En octobre dernier, des roquettes sont tombées sur le musée Khanenko à Kiev, soufflant les fenêtres. Les œuvres qui pouvaient être déplacées avaient préalablement été décrochées et placées dans des réserves, mais celles-ci ne pouvaient garantir des conditions optimales de conservation. C’est la raison pour laquelle la directrice du musée s’est adressée au Louvre pour demander que les plus précieuses soient recueillies en France.

Art byzantin

Au total, seize œuvres d’art ont été mises à l’abri, dont de très anciennes icônes. La directrice du Louvre concède que « c’est peu de choses dans un océan de tristesse et de désolation mais c’est tout un symbole. » (AFP) Toujours en octobre 2022, l’Unesco avait listé 240 sites ukrainiens ayant souffert de dommages plus ou moins importants. Lorsqu’un pays subit des attaques sur son sol, les atteintes au patrimoine culturel ne sont pas mineures : elles peuvent porter atteinte à l’histoire, l’âme et, pour finir, à l’identité du pays menacé.

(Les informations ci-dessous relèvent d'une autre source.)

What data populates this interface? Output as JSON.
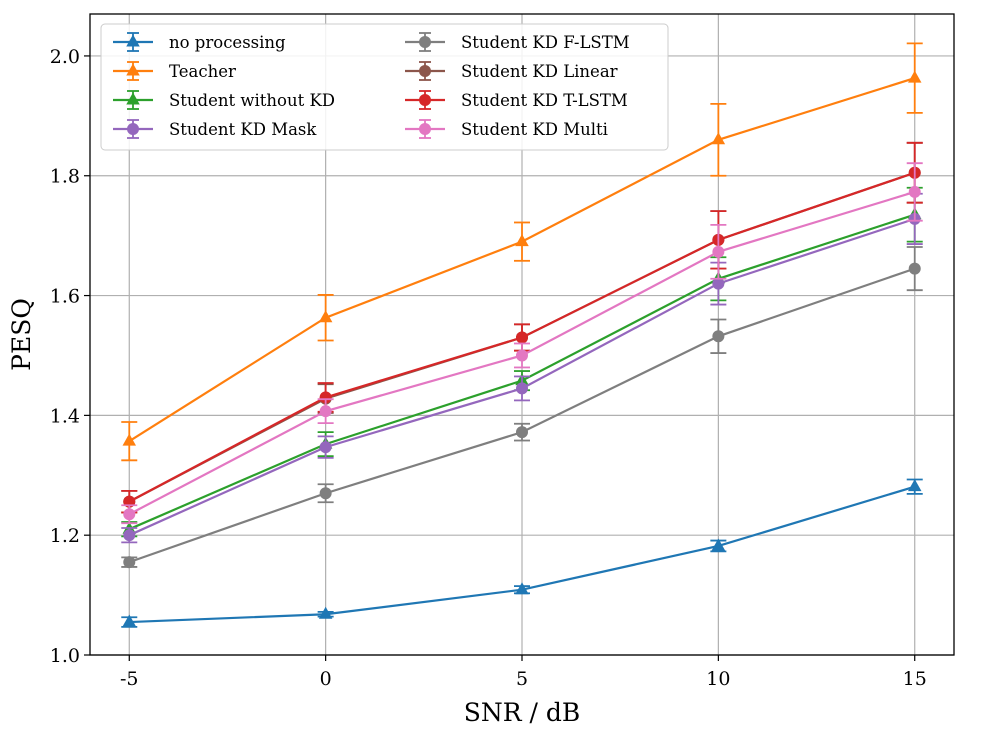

Les seize œuvres concernées ont été escortées militairement via la Pologne et l’Allemagne avant d’arriver en France. Onze d’entre elles, « emblématiques et fragiles » sont mises à l’abri et étudiées en vue d’une possible restauration. Les autres, cinq icônes byzantines dont la plus récente date du XIIIe siècle, sont présentées sous le thème « Aux origines de l’image sacrée », en attendant 2027 et l’ouverture très attendue d’un département consacré aux arts de Byzance et des chrétientés en Orient.

Vénérées, pas adorées

L’exposition de ces icônes (« images », en grec) permet au public de mieux comprendre le sens de ces œuvres qui tiennent une place essentielle dans la spiritualité orthodoxe. Développées à partir des Ve et VIe siècles, la tradition attribue leur origine à l’apôtre Luc, qui aurait peint la Vierge à trois reprises. On trouve aussi des images « non faites de main d’homme » comme le Mandylion (linge) d’Edesse… À Constantinople se sont développées des représentations du Christ, parfois accompagnées de l’empereur qui a eu du mal à renoncer à son statut divin. Esthétiquement, les œuvres sont soumises à des règles strictes, dont les origines sont à la fois grecques et orientales : grecques par l’harmonie et la mesure, orientales par le souci de réalisme et la vue frontale. Dès l’origine les icônes ont été contestées, déclenchant une grave crise au VIIIe siècle et la destruction de la plus grande partie d’entre elles. Au deuxième commandement bien connu des protestants « Tu ne feras point d’images taillées… », les orthodoxes opposent deux arguments. Le premier concerne la mention dans Ex 35-37 d’images que Dieu ordonne de placer dans la partie centrale du Temple, le saint des saints. L’autre argument insiste sur le fait que les apôtres ont vu le Christ et ont pu le décrire ; l’interdit ne peut donc concerner que l’Ancien Testament.

Aujourd’hui la majorité des icônes sont réalisées sur bois, selon des codes précis. Leurs auteurs, pour les orthodoxes, sont des témoins dans l’Église de la splendeur divine et trouvent leur inspiration dans la prière. L’œuvre achevée peut alors être canonisée par l’Église et vénérée par les fidèles mais pas adorée, subtile distinction.

On trouve des icônes dans tout le monde orthodoxe. À Kiev, qui est la ville mère de l’orthodoxie russe, l’enjeu est très important. Pays indépendant mais menacé depuis l’invasion russe, l’Ukraine est évidemment préoccupée par la préservation de son patrimoine religieux.